The sublime voices, wooshing out of well trained lungs could have just blown the watercolored leaves from their fragile clasps,
 even the old oaks. 
The rustling leaves kicked up by pedestrians,
synonymously sounding with the rustling ideas
clasping onto smiling conversations, 
even the old jokes.

It was lovely. 




A smattering of images from the weekend follows: 

Thursday, November 3, 2011

If I've ever loved anything truly

If I've ever loved anything truly,
it is light.






It does not cease to captivate me
to silence me the truest feat
to bring every part of me quiet
to a gentle and steady hum.

Nor does it cease
to surprise me with its beauty, its facets
its ever changing visage
and thus, the words I bring forth
to recall it to you
neither match my feelings or its truth.

(I am not alone in my affection,
the clouds too hold its fleeting rosy tones,
this last bit of day as long as allowed)

The end of each day the most bittersweet
the long night laid out ahead,
just I and the dark.

Yet it dawns just the same every morning,
unless one does not wake,
and in its paleness filtered through the clouds
or in its brilliant cleansing scorch,
hot enough to burn away
all the bitterness built up in the dark,
I am burnt clean.

-Elizabeth Ashton













For with You is the fountain of life;
         In Your light we see light.  And the Life was the Light of men. 

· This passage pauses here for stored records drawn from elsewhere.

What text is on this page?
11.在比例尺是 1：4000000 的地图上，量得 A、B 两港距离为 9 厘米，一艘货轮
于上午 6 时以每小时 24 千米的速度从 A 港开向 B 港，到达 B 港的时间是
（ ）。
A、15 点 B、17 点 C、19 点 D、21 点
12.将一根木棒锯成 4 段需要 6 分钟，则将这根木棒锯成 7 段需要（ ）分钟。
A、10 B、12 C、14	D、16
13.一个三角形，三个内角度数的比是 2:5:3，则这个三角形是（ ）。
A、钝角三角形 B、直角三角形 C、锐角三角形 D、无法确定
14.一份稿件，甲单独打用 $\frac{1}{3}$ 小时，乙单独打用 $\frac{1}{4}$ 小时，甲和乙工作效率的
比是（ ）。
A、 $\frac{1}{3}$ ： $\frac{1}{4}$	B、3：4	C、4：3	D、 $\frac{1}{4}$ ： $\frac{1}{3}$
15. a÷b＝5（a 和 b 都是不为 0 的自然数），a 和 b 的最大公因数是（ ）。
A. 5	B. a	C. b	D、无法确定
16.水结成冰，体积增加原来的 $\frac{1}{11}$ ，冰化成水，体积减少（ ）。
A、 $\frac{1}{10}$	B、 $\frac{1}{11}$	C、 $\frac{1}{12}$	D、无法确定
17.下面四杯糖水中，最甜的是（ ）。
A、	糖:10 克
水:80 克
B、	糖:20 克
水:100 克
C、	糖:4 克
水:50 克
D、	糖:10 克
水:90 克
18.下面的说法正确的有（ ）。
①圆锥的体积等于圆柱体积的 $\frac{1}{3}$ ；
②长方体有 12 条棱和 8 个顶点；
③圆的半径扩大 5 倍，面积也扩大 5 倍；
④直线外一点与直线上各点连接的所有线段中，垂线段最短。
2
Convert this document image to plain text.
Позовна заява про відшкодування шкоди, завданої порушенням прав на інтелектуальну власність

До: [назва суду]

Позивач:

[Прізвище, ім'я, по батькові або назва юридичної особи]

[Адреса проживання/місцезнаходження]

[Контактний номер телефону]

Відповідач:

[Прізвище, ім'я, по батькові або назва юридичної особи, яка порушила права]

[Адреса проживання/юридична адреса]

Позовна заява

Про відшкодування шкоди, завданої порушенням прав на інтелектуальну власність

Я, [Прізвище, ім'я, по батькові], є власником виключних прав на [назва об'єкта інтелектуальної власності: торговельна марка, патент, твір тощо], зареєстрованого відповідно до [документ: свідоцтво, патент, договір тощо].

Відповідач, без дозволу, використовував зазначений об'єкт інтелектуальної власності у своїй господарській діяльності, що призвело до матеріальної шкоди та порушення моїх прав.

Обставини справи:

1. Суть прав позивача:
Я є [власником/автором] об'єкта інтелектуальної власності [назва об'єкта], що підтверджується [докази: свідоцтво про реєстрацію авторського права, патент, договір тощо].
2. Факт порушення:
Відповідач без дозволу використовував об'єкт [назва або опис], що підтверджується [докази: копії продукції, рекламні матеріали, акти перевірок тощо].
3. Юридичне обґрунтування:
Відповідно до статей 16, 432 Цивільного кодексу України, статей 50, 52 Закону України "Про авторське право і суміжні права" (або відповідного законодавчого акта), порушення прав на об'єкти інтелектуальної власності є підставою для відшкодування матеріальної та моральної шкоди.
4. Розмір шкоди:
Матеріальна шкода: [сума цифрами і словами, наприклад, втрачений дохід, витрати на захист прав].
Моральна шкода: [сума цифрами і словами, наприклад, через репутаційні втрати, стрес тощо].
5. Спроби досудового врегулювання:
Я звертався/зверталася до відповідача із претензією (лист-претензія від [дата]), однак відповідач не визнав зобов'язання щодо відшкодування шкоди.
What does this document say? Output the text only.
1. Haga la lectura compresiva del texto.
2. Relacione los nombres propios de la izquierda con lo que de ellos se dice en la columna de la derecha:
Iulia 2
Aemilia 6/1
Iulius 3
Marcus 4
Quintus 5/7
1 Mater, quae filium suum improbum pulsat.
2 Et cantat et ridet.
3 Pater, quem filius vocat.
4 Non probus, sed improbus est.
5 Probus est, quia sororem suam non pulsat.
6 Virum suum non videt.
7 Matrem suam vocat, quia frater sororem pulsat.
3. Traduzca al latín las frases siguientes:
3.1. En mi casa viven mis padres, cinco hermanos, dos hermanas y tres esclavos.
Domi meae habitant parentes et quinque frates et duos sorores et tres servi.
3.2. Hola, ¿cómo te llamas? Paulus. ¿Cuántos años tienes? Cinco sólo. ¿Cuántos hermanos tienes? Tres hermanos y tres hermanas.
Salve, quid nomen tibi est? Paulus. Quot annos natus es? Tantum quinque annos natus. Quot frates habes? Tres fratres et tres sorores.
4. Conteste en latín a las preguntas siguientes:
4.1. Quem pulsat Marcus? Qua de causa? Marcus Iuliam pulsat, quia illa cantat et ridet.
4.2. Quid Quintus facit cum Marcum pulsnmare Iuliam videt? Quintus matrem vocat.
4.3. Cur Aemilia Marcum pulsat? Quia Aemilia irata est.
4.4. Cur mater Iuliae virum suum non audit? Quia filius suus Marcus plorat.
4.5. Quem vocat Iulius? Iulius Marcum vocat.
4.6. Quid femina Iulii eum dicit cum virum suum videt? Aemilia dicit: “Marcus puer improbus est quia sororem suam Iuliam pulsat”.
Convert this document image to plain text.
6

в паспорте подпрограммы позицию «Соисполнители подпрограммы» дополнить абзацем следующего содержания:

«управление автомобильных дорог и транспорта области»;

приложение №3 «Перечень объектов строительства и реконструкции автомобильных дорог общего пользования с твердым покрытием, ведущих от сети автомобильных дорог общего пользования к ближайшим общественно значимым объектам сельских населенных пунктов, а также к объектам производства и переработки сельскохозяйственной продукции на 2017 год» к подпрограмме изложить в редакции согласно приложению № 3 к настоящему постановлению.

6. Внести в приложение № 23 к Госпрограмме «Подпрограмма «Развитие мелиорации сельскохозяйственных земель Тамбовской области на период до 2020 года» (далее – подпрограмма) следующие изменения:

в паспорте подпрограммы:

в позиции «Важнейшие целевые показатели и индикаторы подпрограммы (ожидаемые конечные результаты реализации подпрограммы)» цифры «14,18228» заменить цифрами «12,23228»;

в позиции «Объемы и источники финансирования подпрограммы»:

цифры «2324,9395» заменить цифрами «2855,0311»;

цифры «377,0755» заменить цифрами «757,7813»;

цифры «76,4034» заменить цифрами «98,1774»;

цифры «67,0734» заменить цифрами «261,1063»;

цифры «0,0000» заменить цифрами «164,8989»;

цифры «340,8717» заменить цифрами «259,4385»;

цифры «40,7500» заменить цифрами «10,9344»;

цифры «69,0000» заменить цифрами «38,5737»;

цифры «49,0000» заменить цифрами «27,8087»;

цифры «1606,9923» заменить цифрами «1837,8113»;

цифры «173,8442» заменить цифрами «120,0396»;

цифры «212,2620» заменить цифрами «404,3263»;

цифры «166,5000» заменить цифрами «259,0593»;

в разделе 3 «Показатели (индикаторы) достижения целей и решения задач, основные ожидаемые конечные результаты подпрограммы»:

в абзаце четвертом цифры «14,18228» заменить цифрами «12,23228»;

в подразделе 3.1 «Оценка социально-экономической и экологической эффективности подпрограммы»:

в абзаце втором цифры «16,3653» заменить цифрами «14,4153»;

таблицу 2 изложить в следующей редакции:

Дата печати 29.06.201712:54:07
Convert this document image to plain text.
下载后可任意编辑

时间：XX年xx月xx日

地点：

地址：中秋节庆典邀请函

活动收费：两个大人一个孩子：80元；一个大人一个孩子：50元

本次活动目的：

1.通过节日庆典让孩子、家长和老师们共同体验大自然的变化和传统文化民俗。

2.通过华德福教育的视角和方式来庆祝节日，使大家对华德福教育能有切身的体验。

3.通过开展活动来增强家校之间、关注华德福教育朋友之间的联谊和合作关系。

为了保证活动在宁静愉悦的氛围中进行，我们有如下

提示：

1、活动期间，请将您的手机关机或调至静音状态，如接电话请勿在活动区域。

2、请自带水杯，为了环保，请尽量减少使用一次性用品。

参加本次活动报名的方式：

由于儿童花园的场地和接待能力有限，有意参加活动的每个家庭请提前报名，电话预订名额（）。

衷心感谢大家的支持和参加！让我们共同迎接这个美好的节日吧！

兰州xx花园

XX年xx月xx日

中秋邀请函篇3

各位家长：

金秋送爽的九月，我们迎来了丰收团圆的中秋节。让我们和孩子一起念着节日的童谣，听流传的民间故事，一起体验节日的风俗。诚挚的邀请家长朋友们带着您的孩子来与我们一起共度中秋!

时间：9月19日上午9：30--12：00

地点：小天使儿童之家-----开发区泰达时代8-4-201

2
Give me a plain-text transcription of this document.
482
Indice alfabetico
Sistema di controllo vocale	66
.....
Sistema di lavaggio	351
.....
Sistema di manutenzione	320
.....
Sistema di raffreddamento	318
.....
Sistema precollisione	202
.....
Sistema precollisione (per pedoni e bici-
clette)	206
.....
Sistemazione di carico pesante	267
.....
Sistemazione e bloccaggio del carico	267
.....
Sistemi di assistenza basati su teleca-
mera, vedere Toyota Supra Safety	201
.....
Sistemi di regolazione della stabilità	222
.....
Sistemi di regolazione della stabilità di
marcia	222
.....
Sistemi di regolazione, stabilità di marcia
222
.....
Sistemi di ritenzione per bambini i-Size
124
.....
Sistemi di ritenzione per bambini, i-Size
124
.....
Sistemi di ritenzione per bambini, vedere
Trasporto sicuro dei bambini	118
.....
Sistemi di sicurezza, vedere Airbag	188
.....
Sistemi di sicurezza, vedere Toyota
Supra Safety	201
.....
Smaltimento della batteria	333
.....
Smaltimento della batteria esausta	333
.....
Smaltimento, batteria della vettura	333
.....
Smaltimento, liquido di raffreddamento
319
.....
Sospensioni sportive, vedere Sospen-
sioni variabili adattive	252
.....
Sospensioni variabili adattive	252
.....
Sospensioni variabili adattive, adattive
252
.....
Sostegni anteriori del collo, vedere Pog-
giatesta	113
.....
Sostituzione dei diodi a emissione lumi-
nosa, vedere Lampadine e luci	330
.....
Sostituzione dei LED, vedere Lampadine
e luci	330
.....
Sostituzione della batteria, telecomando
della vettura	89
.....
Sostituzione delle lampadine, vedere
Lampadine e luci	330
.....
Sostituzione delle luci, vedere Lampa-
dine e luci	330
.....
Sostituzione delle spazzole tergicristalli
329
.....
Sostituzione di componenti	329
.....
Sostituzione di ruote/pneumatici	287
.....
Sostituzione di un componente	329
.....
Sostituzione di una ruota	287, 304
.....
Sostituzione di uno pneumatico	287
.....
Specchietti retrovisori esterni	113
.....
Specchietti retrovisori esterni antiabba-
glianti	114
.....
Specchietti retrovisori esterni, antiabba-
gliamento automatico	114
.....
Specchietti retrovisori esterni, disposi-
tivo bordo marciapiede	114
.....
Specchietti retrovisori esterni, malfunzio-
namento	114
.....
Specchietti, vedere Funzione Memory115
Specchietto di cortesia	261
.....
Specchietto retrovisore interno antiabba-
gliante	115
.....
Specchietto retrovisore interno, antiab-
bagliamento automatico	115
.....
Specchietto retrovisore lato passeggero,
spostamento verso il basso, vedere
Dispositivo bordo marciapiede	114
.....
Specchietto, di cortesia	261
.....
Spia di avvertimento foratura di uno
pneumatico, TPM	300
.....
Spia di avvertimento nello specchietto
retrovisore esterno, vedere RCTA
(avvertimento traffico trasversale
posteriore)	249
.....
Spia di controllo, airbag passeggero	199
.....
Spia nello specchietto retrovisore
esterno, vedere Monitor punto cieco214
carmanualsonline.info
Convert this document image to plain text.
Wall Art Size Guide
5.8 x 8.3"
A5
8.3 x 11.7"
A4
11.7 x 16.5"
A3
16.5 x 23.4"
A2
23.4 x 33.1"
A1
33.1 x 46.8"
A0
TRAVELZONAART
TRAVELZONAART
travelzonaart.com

If I've ever love anything truly, let it be the True Light, which enlightens the world.
If I've ever love anyone truly, let him be the Lamb.

A Tennyson





Break, Break, Break

BY ALFRED, LORD TENNYSON
Break, break, break,
         On thy cold gray stones, O Sea!
And I would that my tongue could utter
         The thoughts that arise in me.

A new month, a million new words wake, crest, wain. November has always been my favorite month, for just that reason.